Las recomendaciones contenidas en esta Guía a nivel de las explotaciones ganaderas resultan complementarias a las responsabilidades de la autoridad de aplicación de cada país, y además complementan a los textos de OIE, la FAO y la Comisión del Codex Alimentarius sobre sanidad, bienestar animal y sobre los aspectos socioeconómicos y medioambientales relacionados con las buenas practicas ganaderas.
La guía en cuestión describe criterios amplios, un conjunto de prácticas generales de producción de ganado que permitan reducir al mínimo los peligros.
Los tópicos abarcados comprenden:
1 Gestión general de las explotaciones.
2 Gestión zoosanitaria.
3 Medicamentos veterinarios y biológicos.
4 Alimentación y también consumo de agua de los animales.
5 Medioambiente e infraestructura.
6 Manipulación de los animales y los productos.
Las autoridades competentes nacionales deberán interactuar con los dirigentes agropecuarios y de la profesión privada para diagnosticar correctamente las complejidades regionales y así desarrollar una estrategia de efectiva implementación.
Esta tarea es realmente clave y el grado de complejidad alto.

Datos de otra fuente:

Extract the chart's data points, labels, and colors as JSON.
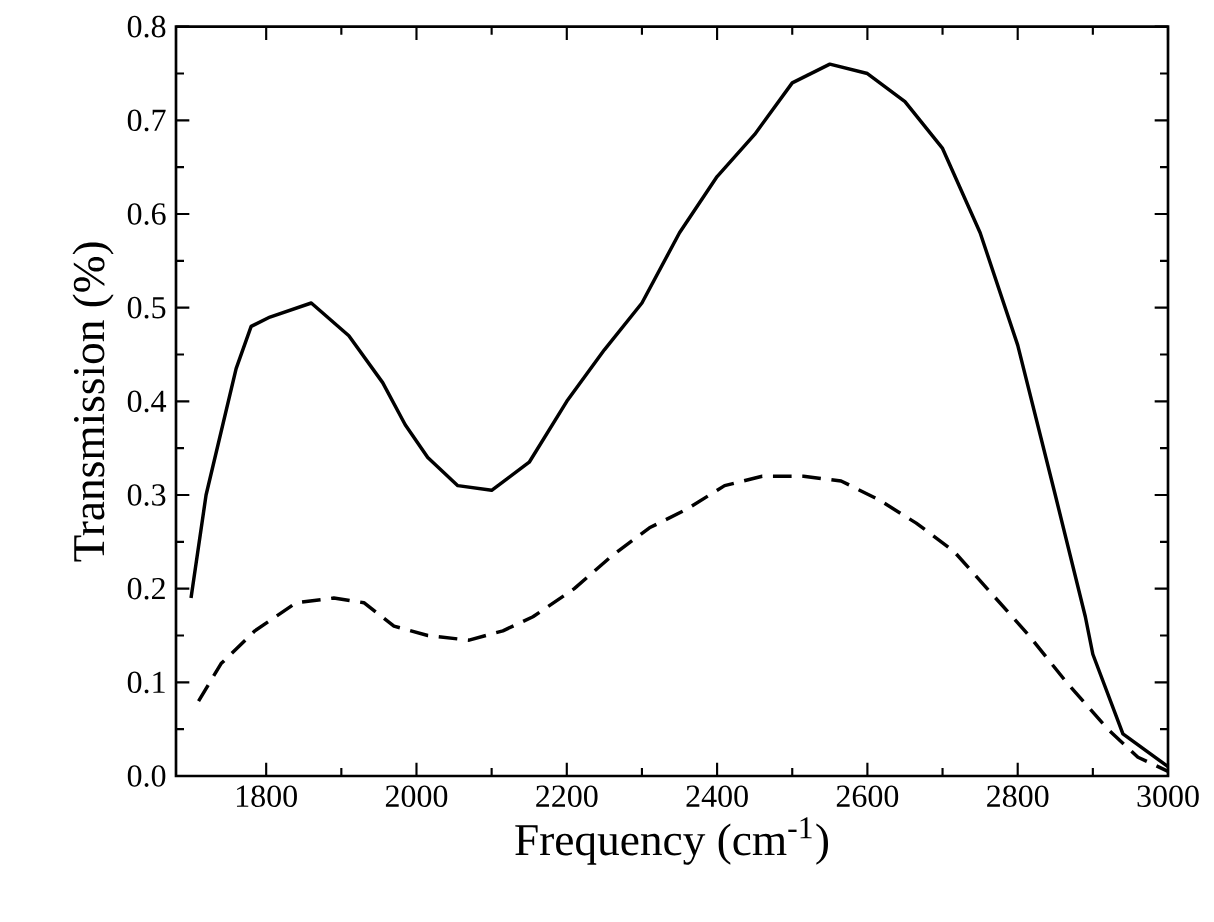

Las circunstancias sanitarias, socioeconómicas y culturales de los respectivos países exceden a la metodología de aplicación del contenido de esta guía.
Hemos resaltado permanentemente la necesidad de que los planes contengan un alto componente de capacitación y programas efectivos de información, ya que el primer logro es obtener el compromiso de los sectores productivos acompañado de una supervisión y verificación eficiente desde los Servicios veterinarios oficiales perfectamente articulado con la profesión privada.
Los Organismos referentes en la materia han puesto una excelente guía a disposición, los países deberán usarlas estratégicamente.